Racial Bias in Pulse Oximetry Measures May Impact Treatment for Black Patients

In Black patients, Fick cardiac output (CO) may be underestimated using peripheral oxygen saturation (SpO2) versus arterial oxygen saturation (SaO2), according to a research letter published online Feb. 6 in Circulation: Cardiovascular Quality and Outcomes.

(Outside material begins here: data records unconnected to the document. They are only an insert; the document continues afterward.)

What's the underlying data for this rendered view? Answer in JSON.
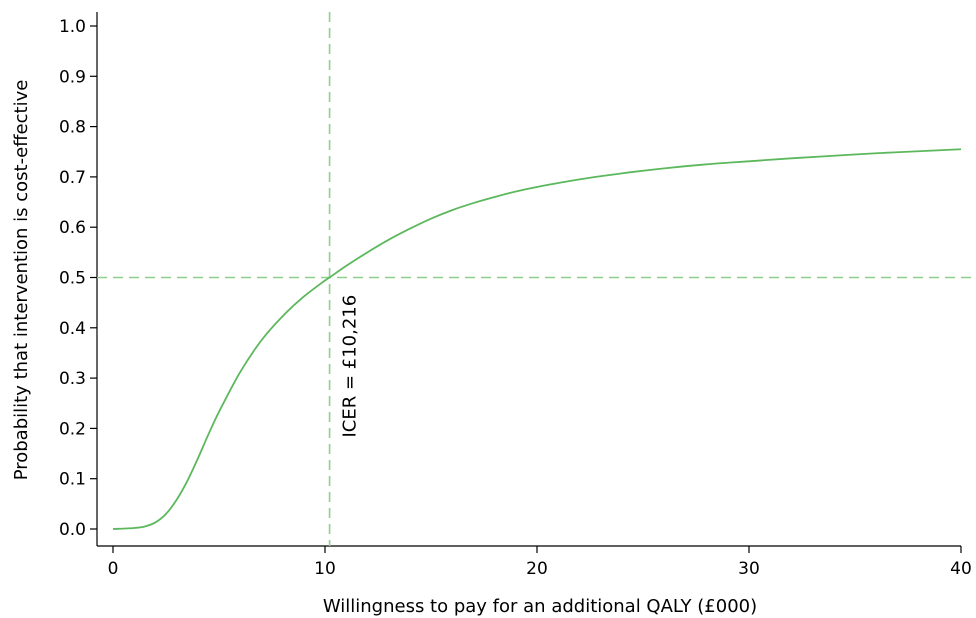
{
  "chart_data": {
    "type": "line",
    "title": "",
    "xlabel": "Willingness to pay for an additional QALY (£000)",
    "ylabel": "Probability that intervention is cost-effective",
    "xlim": [
      0,
      40
    ],
    "ylim": [
      0,
      1
    ],
    "x_ticks": [
      0,
      10,
      20,
      30,
      40
    ],
    "y_ticks": [
      "0.0",
      "0.1",
      "0.2",
      "0.3",
      "0.4",
      "0.5",
      "0.6",
      "0.7",
      "0.8",
      "0.9",
      "1.0"
    ],
    "grid": false,
    "legend": "none",
    "series": [
      {
        "x": [
          0,
          1,
          1.5,
          2,
          2.5,
          3,
          3.5,
          4,
          4.5,
          5,
          6,
          7,
          8,
          9,
          10,
          10.216,
          11,
          12,
          13,
          14,
          15,
          16,
          17,
          18,
          19,
          20,
          22,
          24,
          26,
          28,
          30,
          32,
          34,
          36,
          38,
          40
        ],
        "y": [
          0.0,
          0.002,
          0.005,
          0.013,
          0.03,
          0.058,
          0.095,
          0.14,
          0.188,
          0.233,
          0.312,
          0.375,
          0.423,
          0.462,
          0.494,
          0.5,
          0.523,
          0.55,
          0.575,
          0.597,
          0.617,
          0.634,
          0.648,
          0.66,
          0.671,
          0.68,
          0.695,
          0.707,
          0.717,
          0.725,
          0.731,
          0.737,
          0.742,
          0.747,
          0.751,
          0.755
        ]
      }
    ],
    "reference_lines": {
      "vertical_x": 10.216,
      "horizontal_y": 0.5
    },
    "annotation": "ICER = £10,216",
    "colors": {
      "curve": "#5cb85c",
      "reference": "#8ed08e",
      "axis": "#000000"
    }
  }
}
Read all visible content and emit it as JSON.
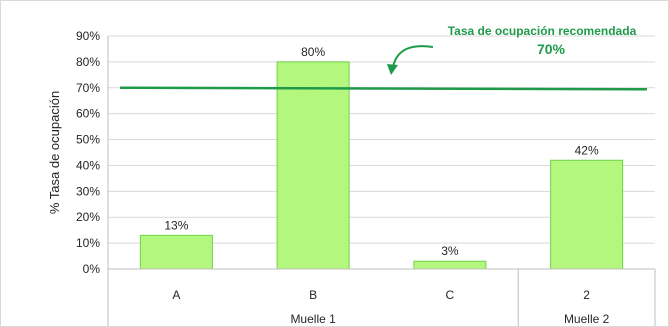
{
  "chart_data": {
    "type": "bar",
    "title": "",
    "xlabel": "",
    "ylabel": "% Tasa de ocupación",
    "ylim": [
      0,
      90
    ],
    "y_ticks": [
      "0%",
      "10%",
      "20%",
      "30%",
      "40%",
      "50%",
      "60%",
      "70%",
      "80%",
      "90%"
    ],
    "y_tick_values": [
      0,
      10,
      20,
      30,
      40,
      50,
      60,
      70,
      80,
      90
    ],
    "grid": true,
    "legend": "none",
    "categories": [
      "A",
      "B",
      "C",
      "2"
    ],
    "groups": [
      {
        "label": "Muelle 1",
        "categories": [
          "A",
          "B",
          "C"
        ]
      },
      {
        "label": "Muelle 2",
        "categories": [
          "2"
        ]
      }
    ],
    "values": [
      13,
      80,
      3,
      42
    ],
    "value_labels": [
      "13%",
      "80%",
      "3%",
      "42%"
    ],
    "reference_line": {
      "value": 70,
      "label": "Tasa de ocupación recomendada",
      "value_label": "70%"
    },
    "colors": {
      "bar_fill": "#b4f77e",
      "bar_stroke": "#6fd34a",
      "reference_line": "#1f9a4a",
      "annotation_text": "#1f9a4a",
      "grid": "#d9d9d9"
    }
  }
}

Scott W. Ketcham, M.D., from the University of Michigan in Ann Arbor, and colleagues identified 204 adult patients admitted to a single institution’s medical or surgical cardiac intensive care units between Jan. 1, 2016, and Aug. 31, 2022, with a pulmonary artery catheter and recorded the first simultaneous (within one hour) SpO2 and SaO2, hemoglobin, and invasive hemodynamics after pulmonary artery catheter placement.

The researchers found that median SpO2 was higher than SaO2 in Black patients (99.0 versus 93.0 percent) compared with White patients (98.0 versus 97.0 percent). CO calculations were equal to 1 decimal point in 88.1 percent of White patients, while measurements were equal in only 2.2 percent of Black patients. For Fick calculations, the average absolute difference in CO between SaO2 and SpO2 was 0.93 in Black patients versus 0.05 in White patients. The average absolute difference in CO among patients with low CO was higher in Black versus White patients (0.46 versus 0.02). For Black versus White patients, the average difference in CO was significantly lower when using SpO2 versus SaO2.

“While Fick CO is only one variable that must be interpreted in the context of a patient’s entire clinical picture, an erroneous value can overestimate the severity of acute decompensated heart failure and possibly influence decisions related to the use of inotropes, afterload-reducing agents, and mechanical circulatory support,” the authors write.